Originally Posted by arjang
This is a *four wireless hop* situation. Transmission/retransmission latency will be considerable.
Consider what SlimServer has to do to get audio data from the USB disk:
- transmit a request over the wireless network to find the network-attached disk (1 wireless hop)
- the router redirects the request to the NSLU2 (adding a little latency)
- the NSLU2 finds and transfers the data off the disk (a little more latency)
- the router receives and re-transmits the audio data back to the SlimServer PC (a second wireless hop)
- the SlimServer PC directs the data to the SB, retransmitting the data back to the router (a 3rd wireless hop)
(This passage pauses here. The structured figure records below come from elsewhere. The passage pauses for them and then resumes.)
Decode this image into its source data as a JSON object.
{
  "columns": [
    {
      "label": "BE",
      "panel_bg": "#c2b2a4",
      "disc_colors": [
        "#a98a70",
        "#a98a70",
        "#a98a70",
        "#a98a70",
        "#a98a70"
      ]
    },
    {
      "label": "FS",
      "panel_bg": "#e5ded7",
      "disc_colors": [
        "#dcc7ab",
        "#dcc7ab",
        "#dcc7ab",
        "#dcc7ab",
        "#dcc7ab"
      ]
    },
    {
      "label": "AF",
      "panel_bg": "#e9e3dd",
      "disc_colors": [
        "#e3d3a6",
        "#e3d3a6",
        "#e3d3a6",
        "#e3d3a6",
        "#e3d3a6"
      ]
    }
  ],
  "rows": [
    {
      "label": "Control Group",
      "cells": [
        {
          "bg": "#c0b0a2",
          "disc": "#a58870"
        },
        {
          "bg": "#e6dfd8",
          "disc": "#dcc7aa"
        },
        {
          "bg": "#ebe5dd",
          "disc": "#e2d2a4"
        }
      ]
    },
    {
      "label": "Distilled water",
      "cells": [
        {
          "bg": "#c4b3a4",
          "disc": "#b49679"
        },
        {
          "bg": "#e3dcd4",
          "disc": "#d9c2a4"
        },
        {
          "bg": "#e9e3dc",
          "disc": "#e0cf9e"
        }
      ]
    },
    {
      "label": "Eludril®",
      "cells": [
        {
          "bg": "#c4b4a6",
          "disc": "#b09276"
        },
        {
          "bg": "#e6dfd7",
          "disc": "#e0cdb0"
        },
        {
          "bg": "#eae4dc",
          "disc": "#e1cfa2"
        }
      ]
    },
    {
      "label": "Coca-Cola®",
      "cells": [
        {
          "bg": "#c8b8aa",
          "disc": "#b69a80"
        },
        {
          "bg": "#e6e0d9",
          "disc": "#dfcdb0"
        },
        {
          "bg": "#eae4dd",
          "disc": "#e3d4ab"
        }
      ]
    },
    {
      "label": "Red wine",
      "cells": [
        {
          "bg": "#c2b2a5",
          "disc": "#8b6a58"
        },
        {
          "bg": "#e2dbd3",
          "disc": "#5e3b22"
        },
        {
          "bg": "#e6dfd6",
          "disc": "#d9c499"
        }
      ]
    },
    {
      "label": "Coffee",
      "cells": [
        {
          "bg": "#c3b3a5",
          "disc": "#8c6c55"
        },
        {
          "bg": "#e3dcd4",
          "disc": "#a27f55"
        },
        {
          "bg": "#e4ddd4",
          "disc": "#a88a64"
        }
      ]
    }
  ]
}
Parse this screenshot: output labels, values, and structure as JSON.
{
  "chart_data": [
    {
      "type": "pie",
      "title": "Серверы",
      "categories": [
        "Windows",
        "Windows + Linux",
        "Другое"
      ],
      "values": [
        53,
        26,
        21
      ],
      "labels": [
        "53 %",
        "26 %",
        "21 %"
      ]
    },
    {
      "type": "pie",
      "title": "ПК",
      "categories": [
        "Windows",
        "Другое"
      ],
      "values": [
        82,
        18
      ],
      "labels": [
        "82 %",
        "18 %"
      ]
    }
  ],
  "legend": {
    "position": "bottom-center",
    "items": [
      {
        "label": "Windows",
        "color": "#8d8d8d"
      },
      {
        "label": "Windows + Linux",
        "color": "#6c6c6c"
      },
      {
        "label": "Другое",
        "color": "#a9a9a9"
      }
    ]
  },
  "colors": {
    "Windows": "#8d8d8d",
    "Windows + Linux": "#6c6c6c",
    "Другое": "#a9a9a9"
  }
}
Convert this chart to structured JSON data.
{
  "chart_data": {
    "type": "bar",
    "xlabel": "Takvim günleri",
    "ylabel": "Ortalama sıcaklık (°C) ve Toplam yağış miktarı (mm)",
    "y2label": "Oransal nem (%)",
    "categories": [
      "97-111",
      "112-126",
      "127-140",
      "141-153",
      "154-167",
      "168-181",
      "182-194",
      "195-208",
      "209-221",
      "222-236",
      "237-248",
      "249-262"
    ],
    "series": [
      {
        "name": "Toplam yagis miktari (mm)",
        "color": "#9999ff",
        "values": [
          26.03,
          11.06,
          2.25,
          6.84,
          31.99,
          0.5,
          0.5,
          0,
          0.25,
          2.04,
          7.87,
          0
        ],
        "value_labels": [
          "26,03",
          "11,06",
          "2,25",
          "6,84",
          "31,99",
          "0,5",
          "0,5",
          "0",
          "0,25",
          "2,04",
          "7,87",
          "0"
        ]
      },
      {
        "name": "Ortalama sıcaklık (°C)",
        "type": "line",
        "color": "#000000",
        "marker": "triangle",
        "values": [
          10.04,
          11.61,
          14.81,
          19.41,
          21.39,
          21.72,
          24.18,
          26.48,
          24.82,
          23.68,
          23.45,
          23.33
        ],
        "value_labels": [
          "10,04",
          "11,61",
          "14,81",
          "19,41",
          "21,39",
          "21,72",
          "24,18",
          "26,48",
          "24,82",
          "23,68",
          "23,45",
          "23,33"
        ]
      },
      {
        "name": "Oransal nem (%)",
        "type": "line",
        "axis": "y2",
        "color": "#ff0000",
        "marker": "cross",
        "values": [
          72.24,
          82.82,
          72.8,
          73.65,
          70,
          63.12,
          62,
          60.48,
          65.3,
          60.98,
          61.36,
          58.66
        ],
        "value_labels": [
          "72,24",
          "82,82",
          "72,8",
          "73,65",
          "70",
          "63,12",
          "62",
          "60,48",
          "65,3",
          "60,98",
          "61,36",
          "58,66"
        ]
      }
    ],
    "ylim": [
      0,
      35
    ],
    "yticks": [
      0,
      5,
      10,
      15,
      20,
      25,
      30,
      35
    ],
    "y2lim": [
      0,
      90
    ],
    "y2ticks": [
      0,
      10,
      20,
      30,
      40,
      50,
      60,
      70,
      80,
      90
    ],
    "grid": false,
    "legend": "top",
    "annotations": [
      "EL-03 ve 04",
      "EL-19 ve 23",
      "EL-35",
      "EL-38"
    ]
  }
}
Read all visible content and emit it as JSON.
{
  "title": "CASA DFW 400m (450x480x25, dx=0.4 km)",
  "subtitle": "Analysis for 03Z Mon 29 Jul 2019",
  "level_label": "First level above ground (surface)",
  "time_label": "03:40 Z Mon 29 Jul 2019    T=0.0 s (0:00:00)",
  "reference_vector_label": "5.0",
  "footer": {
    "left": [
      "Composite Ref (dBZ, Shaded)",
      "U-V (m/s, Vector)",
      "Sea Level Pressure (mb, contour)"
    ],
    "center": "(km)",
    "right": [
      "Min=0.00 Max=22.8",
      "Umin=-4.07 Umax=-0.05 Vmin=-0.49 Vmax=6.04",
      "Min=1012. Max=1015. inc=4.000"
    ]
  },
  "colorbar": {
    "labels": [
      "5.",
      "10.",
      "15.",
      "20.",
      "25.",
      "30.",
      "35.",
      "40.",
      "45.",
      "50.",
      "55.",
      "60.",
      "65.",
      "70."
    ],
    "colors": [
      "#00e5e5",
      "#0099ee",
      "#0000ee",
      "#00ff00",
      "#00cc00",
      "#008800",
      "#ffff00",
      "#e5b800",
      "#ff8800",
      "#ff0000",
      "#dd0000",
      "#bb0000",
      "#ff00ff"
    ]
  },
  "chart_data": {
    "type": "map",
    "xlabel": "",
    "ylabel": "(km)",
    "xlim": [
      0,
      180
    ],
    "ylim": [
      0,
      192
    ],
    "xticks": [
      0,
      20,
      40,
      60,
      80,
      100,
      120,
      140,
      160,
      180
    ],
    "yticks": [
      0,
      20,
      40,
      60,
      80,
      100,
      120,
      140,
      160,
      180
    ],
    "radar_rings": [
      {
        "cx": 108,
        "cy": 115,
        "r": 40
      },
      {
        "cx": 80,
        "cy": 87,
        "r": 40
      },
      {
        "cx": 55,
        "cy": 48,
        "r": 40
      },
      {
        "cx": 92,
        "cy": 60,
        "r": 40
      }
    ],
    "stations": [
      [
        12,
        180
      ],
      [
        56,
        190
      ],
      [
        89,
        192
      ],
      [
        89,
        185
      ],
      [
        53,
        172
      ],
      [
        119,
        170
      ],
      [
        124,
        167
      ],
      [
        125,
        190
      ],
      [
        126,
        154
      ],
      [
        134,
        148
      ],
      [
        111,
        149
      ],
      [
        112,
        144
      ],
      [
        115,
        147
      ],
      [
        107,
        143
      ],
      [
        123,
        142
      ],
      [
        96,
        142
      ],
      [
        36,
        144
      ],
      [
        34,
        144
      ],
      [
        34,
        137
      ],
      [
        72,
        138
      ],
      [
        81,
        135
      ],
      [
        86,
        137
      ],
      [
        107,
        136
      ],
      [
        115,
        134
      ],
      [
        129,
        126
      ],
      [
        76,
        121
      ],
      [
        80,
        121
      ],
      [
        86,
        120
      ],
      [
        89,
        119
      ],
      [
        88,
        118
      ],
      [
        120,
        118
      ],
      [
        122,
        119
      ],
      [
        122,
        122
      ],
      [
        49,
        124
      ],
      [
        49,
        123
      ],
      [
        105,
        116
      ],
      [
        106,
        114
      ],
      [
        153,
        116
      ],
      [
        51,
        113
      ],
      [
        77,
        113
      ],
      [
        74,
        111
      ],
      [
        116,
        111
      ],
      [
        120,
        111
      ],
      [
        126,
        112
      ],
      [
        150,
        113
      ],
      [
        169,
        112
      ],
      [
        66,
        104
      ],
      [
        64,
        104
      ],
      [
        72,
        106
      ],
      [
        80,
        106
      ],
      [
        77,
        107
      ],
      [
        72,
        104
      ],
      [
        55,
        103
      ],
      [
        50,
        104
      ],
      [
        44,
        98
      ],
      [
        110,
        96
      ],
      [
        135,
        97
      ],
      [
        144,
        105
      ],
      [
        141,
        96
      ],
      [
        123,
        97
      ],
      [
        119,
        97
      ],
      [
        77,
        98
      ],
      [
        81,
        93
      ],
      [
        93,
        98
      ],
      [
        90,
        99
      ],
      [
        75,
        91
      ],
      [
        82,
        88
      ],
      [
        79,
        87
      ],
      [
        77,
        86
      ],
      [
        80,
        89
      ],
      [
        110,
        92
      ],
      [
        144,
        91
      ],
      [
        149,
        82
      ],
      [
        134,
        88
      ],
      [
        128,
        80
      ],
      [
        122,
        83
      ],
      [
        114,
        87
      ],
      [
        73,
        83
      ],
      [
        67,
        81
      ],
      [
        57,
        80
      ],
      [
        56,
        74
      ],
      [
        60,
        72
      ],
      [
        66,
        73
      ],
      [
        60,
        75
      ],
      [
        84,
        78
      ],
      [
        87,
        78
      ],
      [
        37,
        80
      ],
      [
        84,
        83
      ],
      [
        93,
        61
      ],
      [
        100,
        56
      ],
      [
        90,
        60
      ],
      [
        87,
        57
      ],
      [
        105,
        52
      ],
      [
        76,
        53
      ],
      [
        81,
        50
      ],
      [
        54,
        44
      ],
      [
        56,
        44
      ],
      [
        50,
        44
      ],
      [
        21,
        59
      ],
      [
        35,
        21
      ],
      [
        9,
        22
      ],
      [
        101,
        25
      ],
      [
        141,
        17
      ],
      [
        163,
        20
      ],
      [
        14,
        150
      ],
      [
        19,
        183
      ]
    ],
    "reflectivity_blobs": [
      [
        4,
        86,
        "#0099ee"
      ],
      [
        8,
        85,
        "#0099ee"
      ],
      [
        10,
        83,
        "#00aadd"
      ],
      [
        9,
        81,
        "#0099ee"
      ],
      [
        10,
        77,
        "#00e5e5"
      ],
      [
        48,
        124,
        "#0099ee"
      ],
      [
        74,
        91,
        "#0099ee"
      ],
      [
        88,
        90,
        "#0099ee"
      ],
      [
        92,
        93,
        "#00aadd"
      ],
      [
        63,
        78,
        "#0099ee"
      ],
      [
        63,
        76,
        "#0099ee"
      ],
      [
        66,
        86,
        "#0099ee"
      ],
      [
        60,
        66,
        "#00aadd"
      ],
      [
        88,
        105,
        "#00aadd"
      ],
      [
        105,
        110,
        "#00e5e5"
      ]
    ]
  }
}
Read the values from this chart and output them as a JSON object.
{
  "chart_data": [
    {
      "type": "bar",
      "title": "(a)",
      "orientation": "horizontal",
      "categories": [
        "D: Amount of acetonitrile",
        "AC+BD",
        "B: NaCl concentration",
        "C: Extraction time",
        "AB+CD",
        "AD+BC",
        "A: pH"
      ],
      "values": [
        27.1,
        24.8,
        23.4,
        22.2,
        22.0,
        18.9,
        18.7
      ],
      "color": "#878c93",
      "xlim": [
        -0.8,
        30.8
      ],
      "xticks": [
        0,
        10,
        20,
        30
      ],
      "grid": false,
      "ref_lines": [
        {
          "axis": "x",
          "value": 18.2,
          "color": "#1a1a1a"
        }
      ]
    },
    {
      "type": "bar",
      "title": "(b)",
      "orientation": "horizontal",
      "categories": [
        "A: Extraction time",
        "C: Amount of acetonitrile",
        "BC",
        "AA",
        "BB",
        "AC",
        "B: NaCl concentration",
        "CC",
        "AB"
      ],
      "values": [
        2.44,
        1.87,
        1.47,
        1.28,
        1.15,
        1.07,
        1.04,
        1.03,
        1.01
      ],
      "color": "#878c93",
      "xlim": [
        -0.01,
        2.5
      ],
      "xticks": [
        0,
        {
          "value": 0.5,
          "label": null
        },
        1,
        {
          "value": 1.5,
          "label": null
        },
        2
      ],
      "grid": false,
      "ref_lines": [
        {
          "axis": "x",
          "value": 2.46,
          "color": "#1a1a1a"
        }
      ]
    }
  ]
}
- the router retransmits the data to the SB (a 4th wireless hop)
Ouch!
Any reason you couldn't use the USB disk on your SlimServer PC? I suppose it's because it contains other data that you'd like the entire network to access, but moving it to the SlimServer PC would considerably improve the situation, reducing it to 2 wireless hops. This still isn't ideal but it would be a vast improvement, and you could share the disk to allow it to be network-accessible.
Installing SlimServer on the NSLU2 isn't easy and usually results in fairly slow operation but it might also be an improvement in your case - and I believe the NSLU2 could still be used as a general-purpose NAS.